Millions of Africans have moved out of subsistence farming,
but national economies have yet to make the transition from relying on
commodity exports to mass manufacturing, the model which transformed living
standards in much of Asia. Now the end of an upswing in global prices for
energy, minerals and farm products has hammered economies across Africa and
pushed their currencies sharply lower. This is raising doubts about whether the
growth of the African middle class has been overplayed: has the wealth created
by the decade of growth been widely distributed, or have only relatively small
pools of urban consumers merely benefited from a transient commodity boom?
This spending power, however, seems closely linked to the
price of resources. More than 87% of government expenditure across Africa is
derived from commodity exports, according to consultancy DaMina Advisors. Foreign
direct investment in resource-rich South Africa, Nigeria, Ghana and Mozambique
totalled £15 billion in 2013, more than the rest of sub-Saharan Africa
combined. Most of that was in commodities production.
“The fall in oil and metals prices has certainly shown that
Africa remains too dependent on commodities,” David Rubenstein, co-CEO of US
private equity firm Carlyle, told Reuters. “The ‘middle class’ theory may need
a rethink.”
The African Development Bank said in 2011 that 34% of
Africans were now middle class, in what it described as a bulging “middle of
the pyramid”. Under its broad definition, anyone living on between $2 to $20 a
day was middle class. Consultancy Mickinsey, however, defines the class as
households spending $20,000 a year while the OECD’s range is $10-$100 a day.
Depending on the calculation, the middle class therefore ranges from 16 million
to 327 million.
“There have been numerous studies done on the size of
Africa’s middle class, often at cross-purposes,” Razia Khan, head of Africa
research at Standard Chartered, told Reuters. “There is now a question mark as
to how important the concept of ‘middle class’ might be.”

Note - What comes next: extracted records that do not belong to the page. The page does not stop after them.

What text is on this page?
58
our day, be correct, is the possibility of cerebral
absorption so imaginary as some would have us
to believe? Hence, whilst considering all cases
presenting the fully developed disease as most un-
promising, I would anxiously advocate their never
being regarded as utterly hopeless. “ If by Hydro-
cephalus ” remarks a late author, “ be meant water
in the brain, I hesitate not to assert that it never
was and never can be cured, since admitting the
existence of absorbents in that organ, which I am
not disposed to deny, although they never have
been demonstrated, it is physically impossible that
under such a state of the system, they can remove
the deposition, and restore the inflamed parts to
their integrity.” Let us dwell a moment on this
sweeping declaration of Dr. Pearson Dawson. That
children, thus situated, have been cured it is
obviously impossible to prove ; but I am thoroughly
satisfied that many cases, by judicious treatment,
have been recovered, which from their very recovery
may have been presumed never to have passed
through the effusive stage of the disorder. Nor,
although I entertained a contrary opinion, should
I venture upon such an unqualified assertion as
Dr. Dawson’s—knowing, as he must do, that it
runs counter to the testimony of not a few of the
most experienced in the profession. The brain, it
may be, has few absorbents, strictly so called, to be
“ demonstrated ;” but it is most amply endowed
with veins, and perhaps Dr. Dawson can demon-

Some observers say the middle class’s emergence proves
Africa has achieved inclusive growth that lifts the masses out of poverty, and
not just a commodity-fuelled boom which benefits only foreign investors and a
local elite. Mickinsey said the middle class, which it reckons accounts for
only one to two percent of African households, will contribute 40% of
spending-power growth, suggesting many investors are really targeting the
wealthy. Hotel groups such as Marriott and AccorHotels are going ahead with
expansion plans in major African cities. These companies are all aiming for
high-end consumers, not people living on $2 a day.
“What we are seeing is not a pyramid bulging in the middle
but a society where the top spenders are getting richer,” said Morten Jerven,
author of Poor Numbers: How We Are Misled by African Development Statistics and
What to Do about It" “This may be good news for some banks and investors,
but it does not carry the same connotations for social scientists,” he said.
Continent-wide statistics can be misleading because they
include economies growing from a very low base, such as South Sudan and the
Democratic Republic of Congo (DRC). Here investments beyond the commodities
sector aren't attractive.
“Where I come from there are the very rich and very poor,”
Serge Ramazani, a migrant from the DRC who lives in the rundown Johannesburg
suburb of Yeoville, told Reuters. “People are saying Africa has a lot more
‘middle class’ but they are describing the big boys, the elite.”